O Ministério da Saúde determinou a suspensão temporária da aplicação da vacina contra a dengue desenvolvida pelo Instituto Butantan em todo o país. A medida foi adotada após a identificação de 42 casos de reações adversas graves e duas mortes que estão sendo investigadas para verificar se possuem relação com o imunizante.
A orientação foi reforçada nesta terça-feira (9) pelo diretor do Departamento do Programa Nacional de Imunizações (PNI), Eder Gatti. Segundo ele, estados e municípios devem manter as doses armazenadas em suas redes de frio e interromper qualquer nova aplicação até que haja uma definição das autoridades sanitárias.
“Os estados que tiverem vacina de dengue em estoque devem mantê-la armazenada, assim como os municípios que ainda possuem doses disponíveis”, afirmou o diretor em entrevista à Rádio Nacional.
A suspensão tem caráter preventivo e não representa, segundo o Ministério da Saúde, uma conclusão sobre a segurança ou a eficácia da vacina. O governo federal informou que a investigação busca esclarecer os eventos registrados antes de qualquer decisão definitiva sobre a continuidade da campanha.
Casos estão sob investigação
Os episódios foram identificados pelo sistema de monitoramento de rotina do Programa Nacional de Imunizações. Entre os sintomas relatados estão dor abdominal intensa, vômitos persistentes, sangramentos e episódios de perda de consciência.
Além desses registros, foram observados três casos com características semelhantes às formas graves da dengue, que exigiram internação hospitalar. Duas dessas pessoas morreram, o que motivou a abertura de uma investigação mais aprofundada.
Até 30 de maio, mais de 501 mil pessoas haviam recebido a vacina do Butantan. A aplicação ocorreu entre profissionais da saúde e pessoas com mais de 15 anos em áreas selecionadas para a estratégia inicial de imunização, incluindo os municípios de Botucatu (SP), Maranguape (CE), Nova Lima (MG) e a região de Araguaína (TO).
Vigilância identificou eventos considerados raros
De acordo com o Ministério da Saúde, os casos observados não haviam sido registrados durante as fases de testes clínicos da vacina.

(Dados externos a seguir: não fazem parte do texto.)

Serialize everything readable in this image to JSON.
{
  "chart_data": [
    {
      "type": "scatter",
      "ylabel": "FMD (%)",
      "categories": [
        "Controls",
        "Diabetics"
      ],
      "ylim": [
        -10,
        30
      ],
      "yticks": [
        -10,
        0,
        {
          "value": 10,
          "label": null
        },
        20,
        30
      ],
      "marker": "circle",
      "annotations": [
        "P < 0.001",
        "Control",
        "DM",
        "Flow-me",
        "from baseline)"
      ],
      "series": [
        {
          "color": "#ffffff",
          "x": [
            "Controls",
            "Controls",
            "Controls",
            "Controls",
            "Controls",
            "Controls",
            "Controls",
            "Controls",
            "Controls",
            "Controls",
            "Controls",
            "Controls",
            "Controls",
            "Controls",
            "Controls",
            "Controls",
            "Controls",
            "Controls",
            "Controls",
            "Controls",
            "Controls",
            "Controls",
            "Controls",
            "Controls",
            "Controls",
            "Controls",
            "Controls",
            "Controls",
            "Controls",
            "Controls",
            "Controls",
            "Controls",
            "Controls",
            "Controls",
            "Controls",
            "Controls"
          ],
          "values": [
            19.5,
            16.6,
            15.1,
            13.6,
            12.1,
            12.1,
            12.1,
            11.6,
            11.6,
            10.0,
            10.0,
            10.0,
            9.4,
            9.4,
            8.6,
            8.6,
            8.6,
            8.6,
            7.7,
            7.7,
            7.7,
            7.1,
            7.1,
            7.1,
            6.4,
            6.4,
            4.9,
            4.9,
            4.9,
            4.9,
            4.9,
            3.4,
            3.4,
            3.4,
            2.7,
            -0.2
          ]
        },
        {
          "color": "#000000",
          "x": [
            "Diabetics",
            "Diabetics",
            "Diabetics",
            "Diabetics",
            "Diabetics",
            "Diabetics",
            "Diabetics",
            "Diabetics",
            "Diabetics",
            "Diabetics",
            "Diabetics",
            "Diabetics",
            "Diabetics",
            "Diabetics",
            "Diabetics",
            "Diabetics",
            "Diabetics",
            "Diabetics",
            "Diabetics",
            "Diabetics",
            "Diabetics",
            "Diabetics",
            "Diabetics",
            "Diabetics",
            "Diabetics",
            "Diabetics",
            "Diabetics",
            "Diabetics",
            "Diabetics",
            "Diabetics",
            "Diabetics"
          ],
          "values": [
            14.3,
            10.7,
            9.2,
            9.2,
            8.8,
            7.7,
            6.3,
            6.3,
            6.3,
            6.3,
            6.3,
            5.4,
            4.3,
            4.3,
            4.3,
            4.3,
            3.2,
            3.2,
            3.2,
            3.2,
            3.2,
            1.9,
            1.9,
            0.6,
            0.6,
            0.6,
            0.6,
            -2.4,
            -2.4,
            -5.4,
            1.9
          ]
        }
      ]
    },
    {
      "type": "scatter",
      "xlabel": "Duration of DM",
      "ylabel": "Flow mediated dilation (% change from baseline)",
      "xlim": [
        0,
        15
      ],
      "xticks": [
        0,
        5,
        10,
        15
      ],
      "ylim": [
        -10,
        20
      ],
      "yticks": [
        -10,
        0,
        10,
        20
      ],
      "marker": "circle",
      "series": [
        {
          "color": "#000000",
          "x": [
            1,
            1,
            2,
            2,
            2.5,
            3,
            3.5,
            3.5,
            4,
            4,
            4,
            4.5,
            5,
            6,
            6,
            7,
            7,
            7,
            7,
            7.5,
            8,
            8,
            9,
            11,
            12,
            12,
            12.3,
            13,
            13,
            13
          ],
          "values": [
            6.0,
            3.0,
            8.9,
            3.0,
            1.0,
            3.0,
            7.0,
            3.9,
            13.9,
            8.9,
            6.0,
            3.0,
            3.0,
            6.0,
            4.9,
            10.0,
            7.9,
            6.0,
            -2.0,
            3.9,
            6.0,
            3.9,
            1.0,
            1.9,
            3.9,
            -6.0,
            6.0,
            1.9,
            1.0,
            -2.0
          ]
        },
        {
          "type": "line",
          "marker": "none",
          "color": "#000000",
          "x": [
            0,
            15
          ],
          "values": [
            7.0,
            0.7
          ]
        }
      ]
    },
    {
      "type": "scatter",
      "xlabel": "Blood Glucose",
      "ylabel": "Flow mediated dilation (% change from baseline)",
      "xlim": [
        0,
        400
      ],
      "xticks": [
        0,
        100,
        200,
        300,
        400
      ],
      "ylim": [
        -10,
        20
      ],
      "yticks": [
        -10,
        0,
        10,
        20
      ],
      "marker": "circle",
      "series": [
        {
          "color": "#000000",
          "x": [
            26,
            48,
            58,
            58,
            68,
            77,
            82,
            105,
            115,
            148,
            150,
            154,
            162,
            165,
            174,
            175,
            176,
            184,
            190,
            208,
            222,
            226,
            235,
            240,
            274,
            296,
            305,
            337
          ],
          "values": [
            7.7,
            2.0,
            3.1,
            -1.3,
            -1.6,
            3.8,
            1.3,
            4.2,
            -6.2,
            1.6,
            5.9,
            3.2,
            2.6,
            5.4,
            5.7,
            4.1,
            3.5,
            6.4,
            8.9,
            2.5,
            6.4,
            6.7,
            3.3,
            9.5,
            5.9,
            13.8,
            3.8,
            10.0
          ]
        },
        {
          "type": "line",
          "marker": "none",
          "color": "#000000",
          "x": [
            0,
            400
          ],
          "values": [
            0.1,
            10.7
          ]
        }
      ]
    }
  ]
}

Especialistas explicam que eventos adversos extremamente raros costumam ser identificados apenas após o início da vacinação em larga escala, quando milhões de pessoas passam a receber o imunizante.
O governo destacou que a detecção dos casos demonstra o funcionamento dos mecanismos de vigilância e monitoramento da segurança das vacinas aplicadas pelo Sistema Único de Saúde (SUS).
A expectativa das autoridades sanitárias é que novos relatos possam surgir após a divulgação dos casos, já que profissionais de saúde e pacientes passam a estar mais atentos aos sintomas e à necessidade de notificação.
Quem deve procurar atendimento
A orientação do Ministério da Saúde é para que as pessoas vacinadas nos últimos 21 dias fiquem atentas ao aparecimento de sintomas compatíveis com dengue ou reações adversas importantes.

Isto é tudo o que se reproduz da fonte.